Mac Security,  Network Infrastructure

Symantec Acquires PGP & GuardianEdge

Today Symantec announced that it is acquiring PGP. I certainly hope they treat the Mac PGP client better than they’ve treated some of their other Mac clients. This move brings Symantec squarely into the encryption space. They encrypt full disks (including the boot volume of Mac OS X), portables, file servers, jump drives, Blackberry and PDFs. They have a mature centralized key management solution (after all, all encryptions seems to be key based these days) and even recently added application control to their portfolio, to block malware. Perhaps the last is why Symantec went ahead and picked them up. Or perhaps it’s because they just like buying things at Symantec. Shiny IT things that do something cool… Well, this is perhaps one of my favorite companies that they’ve bought.

I’ve liked the PGP brand since watching Zimmerman fight to keep PGP going in the early 1990s, when PGP met the standards of a non-exportable weapon. That is, until Zimmerman published a physical book with the source code in OCR-friendly font and ended up with PGP covered under the first ammendment. All of that is such old history though. Zimmerman has been gone since 2001, after a merger and then an acquisition by Network Associates. The company then ended up getting dumped by Network Associates and refounded (with assets bought back from Network Associates) with a little VC. It’s been a weird journey to get to where they are today. I hate to watch it go away (again) as a company though. Hopefully this acquisition will go better than things went when they were part of Network Associates.
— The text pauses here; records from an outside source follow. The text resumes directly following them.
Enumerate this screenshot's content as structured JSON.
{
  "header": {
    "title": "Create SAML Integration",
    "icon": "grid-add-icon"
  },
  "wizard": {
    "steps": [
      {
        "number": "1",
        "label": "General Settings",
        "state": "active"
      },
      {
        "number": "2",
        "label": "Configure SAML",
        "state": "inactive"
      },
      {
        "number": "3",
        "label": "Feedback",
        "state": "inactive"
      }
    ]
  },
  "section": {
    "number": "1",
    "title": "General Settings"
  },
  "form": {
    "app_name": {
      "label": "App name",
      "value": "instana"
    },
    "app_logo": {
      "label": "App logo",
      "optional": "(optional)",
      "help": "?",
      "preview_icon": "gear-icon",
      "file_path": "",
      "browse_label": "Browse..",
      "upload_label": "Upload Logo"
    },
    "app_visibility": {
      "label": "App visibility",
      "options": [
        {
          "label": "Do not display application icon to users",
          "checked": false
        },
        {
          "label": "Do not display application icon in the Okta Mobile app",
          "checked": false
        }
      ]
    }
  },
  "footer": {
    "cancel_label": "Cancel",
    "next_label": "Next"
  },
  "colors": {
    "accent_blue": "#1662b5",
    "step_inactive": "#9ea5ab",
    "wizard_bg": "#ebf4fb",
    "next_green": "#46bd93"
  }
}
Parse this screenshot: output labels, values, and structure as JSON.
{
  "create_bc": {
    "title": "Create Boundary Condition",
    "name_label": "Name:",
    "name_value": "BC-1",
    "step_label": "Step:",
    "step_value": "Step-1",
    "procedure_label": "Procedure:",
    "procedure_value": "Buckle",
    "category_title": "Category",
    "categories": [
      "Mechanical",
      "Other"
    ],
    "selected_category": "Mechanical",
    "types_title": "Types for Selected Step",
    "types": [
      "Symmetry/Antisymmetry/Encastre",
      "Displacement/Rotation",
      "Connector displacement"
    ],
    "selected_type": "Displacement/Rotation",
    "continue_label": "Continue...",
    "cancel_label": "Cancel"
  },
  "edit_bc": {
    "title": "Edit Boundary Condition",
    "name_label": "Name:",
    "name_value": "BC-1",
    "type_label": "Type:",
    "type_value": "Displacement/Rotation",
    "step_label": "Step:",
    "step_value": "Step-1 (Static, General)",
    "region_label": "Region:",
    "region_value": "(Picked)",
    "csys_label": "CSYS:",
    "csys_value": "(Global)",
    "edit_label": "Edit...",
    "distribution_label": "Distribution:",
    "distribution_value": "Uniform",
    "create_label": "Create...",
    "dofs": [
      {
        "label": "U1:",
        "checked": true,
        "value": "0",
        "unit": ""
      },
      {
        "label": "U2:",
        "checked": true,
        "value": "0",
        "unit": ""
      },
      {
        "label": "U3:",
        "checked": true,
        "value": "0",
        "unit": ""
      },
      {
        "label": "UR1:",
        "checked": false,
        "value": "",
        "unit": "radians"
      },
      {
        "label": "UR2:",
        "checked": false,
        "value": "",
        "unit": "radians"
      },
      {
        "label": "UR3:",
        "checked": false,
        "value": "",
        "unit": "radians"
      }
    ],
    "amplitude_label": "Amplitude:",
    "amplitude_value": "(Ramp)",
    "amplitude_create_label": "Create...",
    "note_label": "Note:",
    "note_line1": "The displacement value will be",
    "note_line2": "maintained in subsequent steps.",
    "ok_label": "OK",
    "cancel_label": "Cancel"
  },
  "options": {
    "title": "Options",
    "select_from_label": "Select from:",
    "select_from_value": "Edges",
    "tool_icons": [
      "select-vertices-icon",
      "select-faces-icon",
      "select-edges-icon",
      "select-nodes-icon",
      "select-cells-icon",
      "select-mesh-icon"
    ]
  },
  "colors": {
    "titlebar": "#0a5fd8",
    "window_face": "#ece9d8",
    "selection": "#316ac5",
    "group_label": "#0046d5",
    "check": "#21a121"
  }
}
Symantec is also acquiring GuardianEdge. GuardianEdge products already integrate nicely alongside the Symantec portfolio. You can even deploy GuardianEdge with a special Altiris Connector into Altiris Notification Server, which alerts you when systems “present risk to protected information”. Overall, either PGP or GuardianEdge seem like great adds to the Symantec lineup. Both from the outside seem a bit superfluous but I have to guess someone has a great strategy for integrating the two brands into one. I look forward to watching it unfold.